Smoking surpasses injection as the main method of drug use in overdose deaths in the US, warns study

AP

Smoking has surpassed injection as the most common way to consume drugs in overdose deaths in the United States, according to a new government study.

The Centers for Disease Control and Prevention (CDC) said that this study —published on Thursday— is the most comprehensive analysis of how Americans consumed the drugs that caused their death.

CDC officials decided to study the issue after seeing reports from California suggesting that smoking fentanyl was becoming more common than injecting it. Potent and illicit versions of the analgesic have been involved in more overdose deaths than any other drug.


Some previous studies have pointed out that smoking fentanyl is relatively less lethal than injecting it, and that any reduction in overdose deaths with injected drugs is positive, said Lauren Tanz, the lead author of the study.

But "smoking and injecting carry a substantial risk of overdose," and it is not known whether the preference for smoking to consume fentanyl reduces overdose deaths in the United States, Tanz said, a CDC scientist specializing in overdose study.

Illicit fentanyl is a drug notoriously known for its potency that, in powder form, has been increasingly incorporated into heroin or other drugs. In recent years, it has been one of the main drivers of the overdose epidemic in the United States. Overdose deaths in the country increased slightly in 2022 after two major increases during the Covid-19 pandemic, and provisional data from the first nine months of 2023 indicate that they recorded a slight increase last year.

For years, fentanyl has been consumed mainly by injection, but increasingly drug users smoke it. People put the powder on aluminum foil or in a glass pipe that they heat from below, and inhale the vapor, explained Alex Karl, a researcher at RTI International, who studies drug users in San Francisco.


Smoked fentanyl is not as concentrated as that of a syringe, but for some users, smoking it has its advantages, Kral said. People who inject often present pus-filled abscesses on the skin and risk contracting hepatitis and other diseases, and smoking it allows to avoid these risks.

"One person showed me his arms and said: 'Hey, look at my arm! It looks beautiful! Now I can wear t-shirts and get a job because I don't have those marks'", Kral said.

CDC researchers studied the trend using a national database compiled from death certificates, toxicology reports, and reports from medical examiners and medical experts.

They were able to obtain adequate data from the District of Columbia and 27 states for the years 2020 to 2022. From those sites, they obtained information on how drugs were consumed in about 71 thousand of the total of more than 311 thousand overdose deaths in the United States in those three years, that is, about 23%.

Researchers found that between 2020 and 2022, the percentage of overdose deaths with evidence of smoked drug use increased 74%, while the percentage of deaths with evidence of injection use decreased 29%. The number and percentage of deaths with evidence of inhalation also increased, although not as notably as deaths related to smoked drugs, according to the study.

It is complicated to determine the exact percentages of deaths that occurred after smoking, injecting, inhaling, or ingesting drugs, experts say. In some cases, a person may have consumed different drugs by different routes. In other cases, a method of consumption was not identified.

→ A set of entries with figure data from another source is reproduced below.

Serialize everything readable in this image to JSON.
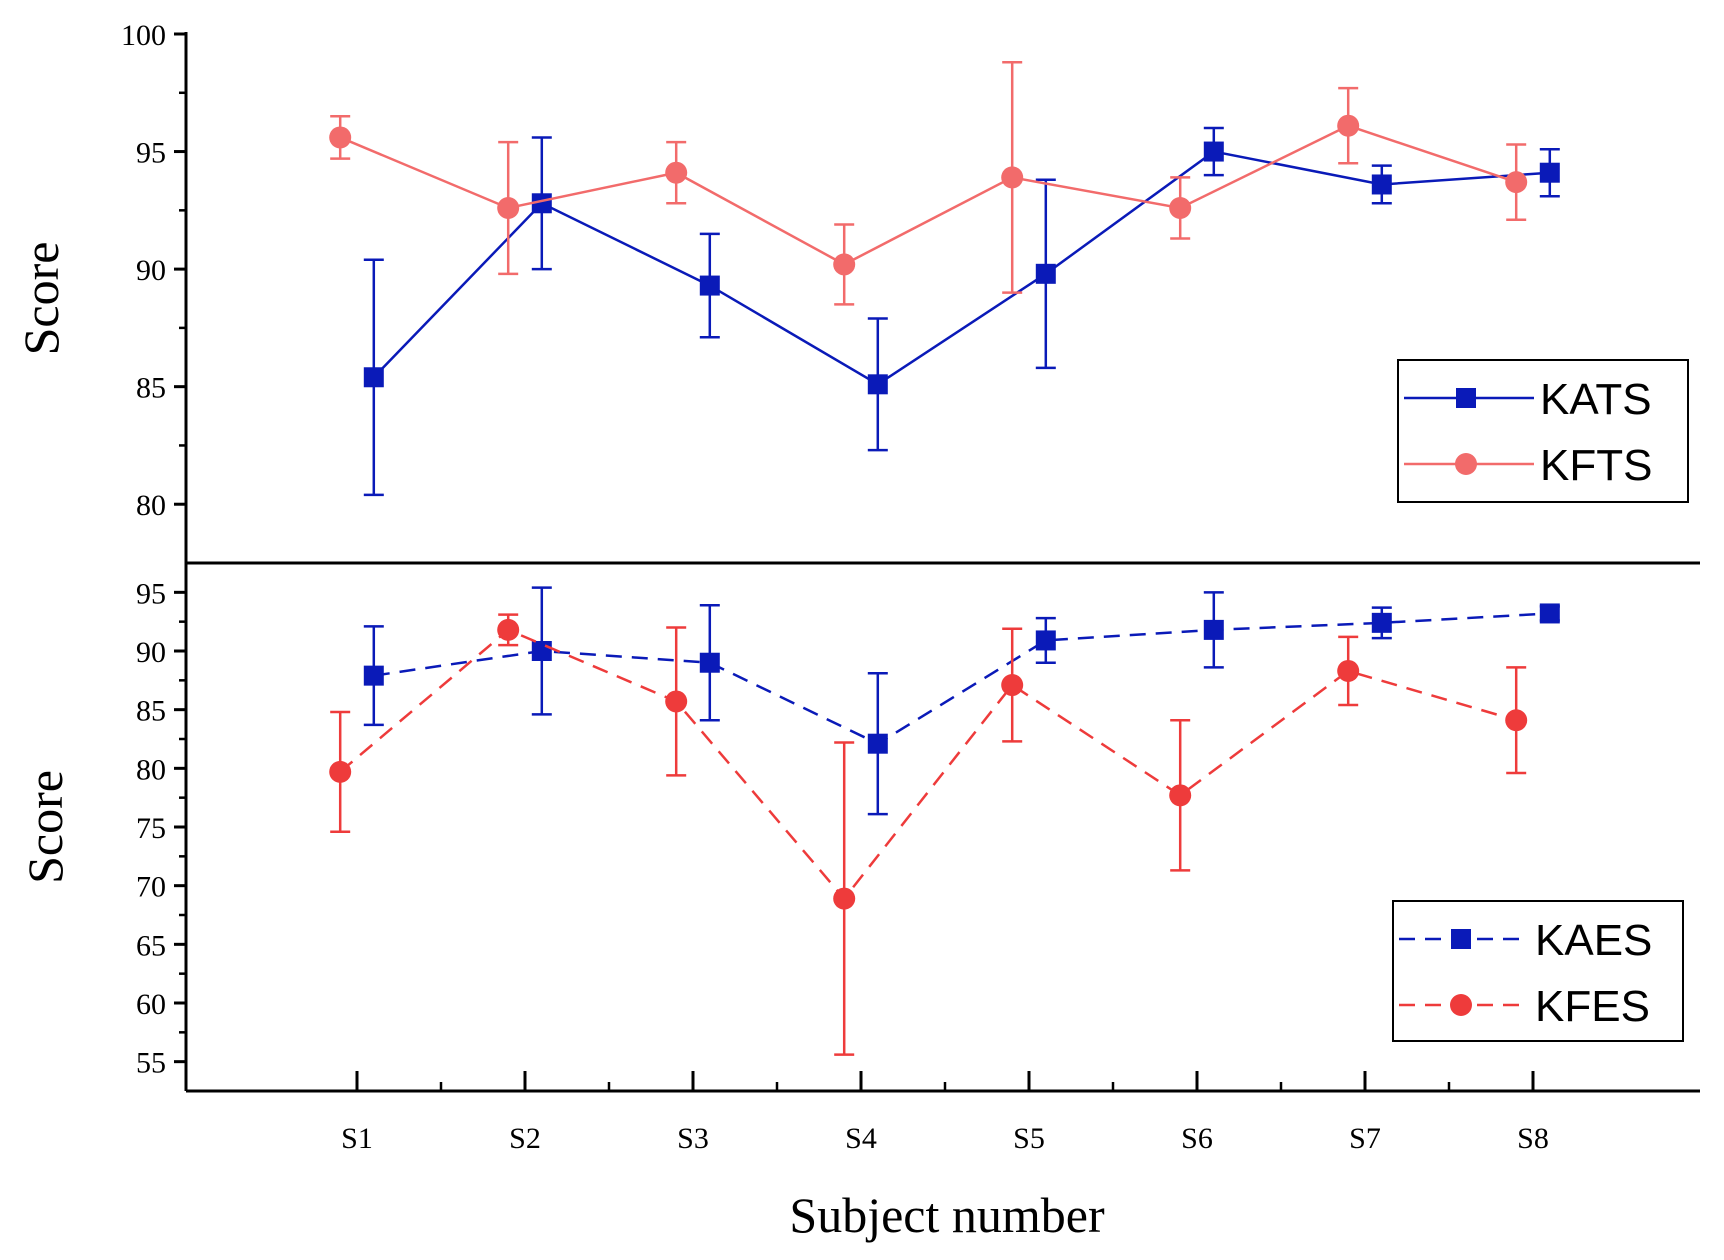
{
  "chart_data": {
    "type": "line",
    "categories": [
      "S1",
      "S2",
      "S3",
      "S4",
      "S5",
      "S6",
      "S7",
      "S8"
    ],
    "xlabel": "Subject number",
    "panels": [
      {
        "ylabel": "Score",
        "ylim": [
          77.5,
          100
        ],
        "yticks": [
          80,
          85,
          90,
          95,
          100
        ],
        "yticks_minor": [
          82.5,
          87.5,
          92.5,
          97.5
        ],
        "legend_position": "bottom-right",
        "series": [
          {
            "name": "KATS",
            "color": "#0a1ab8",
            "marker": "square",
            "dashed": false,
            "offset": 0.1,
            "values": [
              85.4,
              92.8,
              89.3,
              85.1,
              89.8,
              95.0,
              93.6,
              94.1
            ],
            "errors": [
              5.0,
              2.8,
              2.2,
              2.8,
              4.0,
              1.0,
              0.8,
              1.0
            ]
          },
          {
            "name": "KFTS",
            "color": "#f26b6b",
            "marker": "circle",
            "dashed": false,
            "offset": -0.1,
            "values": [
              95.6,
              92.6,
              94.1,
              90.2,
              93.9,
              92.6,
              96.1,
              93.7
            ],
            "errors": [
              0.9,
              2.8,
              1.3,
              1.7,
              4.9,
              1.3,
              1.6,
              1.6
            ]
          }
        ]
      },
      {
        "ylabel": "Score",
        "ylim": [
          52.5,
          97.5
        ],
        "yticks": [
          55,
          60,
          65,
          70,
          75,
          80,
          85,
          90,
          95
        ],
        "yticks_minor": [
          57.5,
          62.5,
          67.5,
          72.5,
          77.5,
          82.5,
          87.5,
          92.5
        ],
        "legend_position": "bottom-right",
        "series": [
          {
            "name": "KAES",
            "color": "#0a1ab8",
            "marker": "square",
            "dashed": true,
            "offset": 0.1,
            "values": [
              87.9,
              90.0,
              89.0,
              82.1,
              90.9,
              91.8,
              92.4,
              93.2
            ],
            "errors": [
              4.2,
              5.4,
              4.9,
              6.0,
              1.9,
              3.2,
              1.3,
              0.6
            ]
          },
          {
            "name": "KFES",
            "color": "#ee3b3b",
            "marker": "circle",
            "dashed": true,
            "offset": -0.1,
            "values": [
              79.7,
              91.8,
              85.7,
              68.9,
              87.1,
              77.7,
              88.3,
              84.1
            ],
            "errors": [
              5.1,
              1.3,
              6.3,
              13.3,
              4.8,
              6.4,
              2.9,
              4.5
            ]
          }
        ]
      }
    ]
  }
}
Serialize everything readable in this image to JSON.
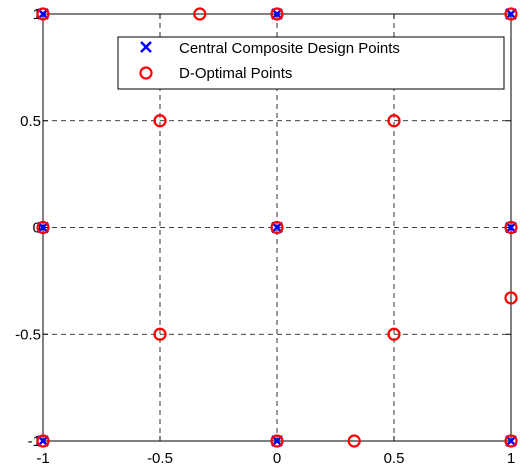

The study found that, by the end of 2022, of the deaths whose method was identified, 23% of them occurred after smoking, 16% after injecting, 16% after inhaling, and 14.5% after ingesting.

Tanz noted that, in her opinion, the data are representative at the national level. The information comes from states in all regions of the country, and in all of them, it is possible to see increases in the consumption of smoked drugs and reductions in the consumption of injected drugs. Smoking was the most common route in the west and in the north-central region, while in the northeast and south it was tied with injection consumption, according to the study.

Kral described the study as "good for the most part," but said it has its limitations.

It can be difficult to determine the how and why of an overdose death, especially if there were no witnesses. Injections could be reported more frequently due to the marks of the syringes on the body; to detect the consumption of smoked drugs, "probably (the researchers) would need to find a pipe or aluminum foil at the place and decide whether to record it in writing or not," he said.

Kral also noted that many people who smoke fentanyl use a straw to inhale the vapors of the powder as it burns, and it is possible that the researchers saw one of them and assumed that the drug had been inhaled.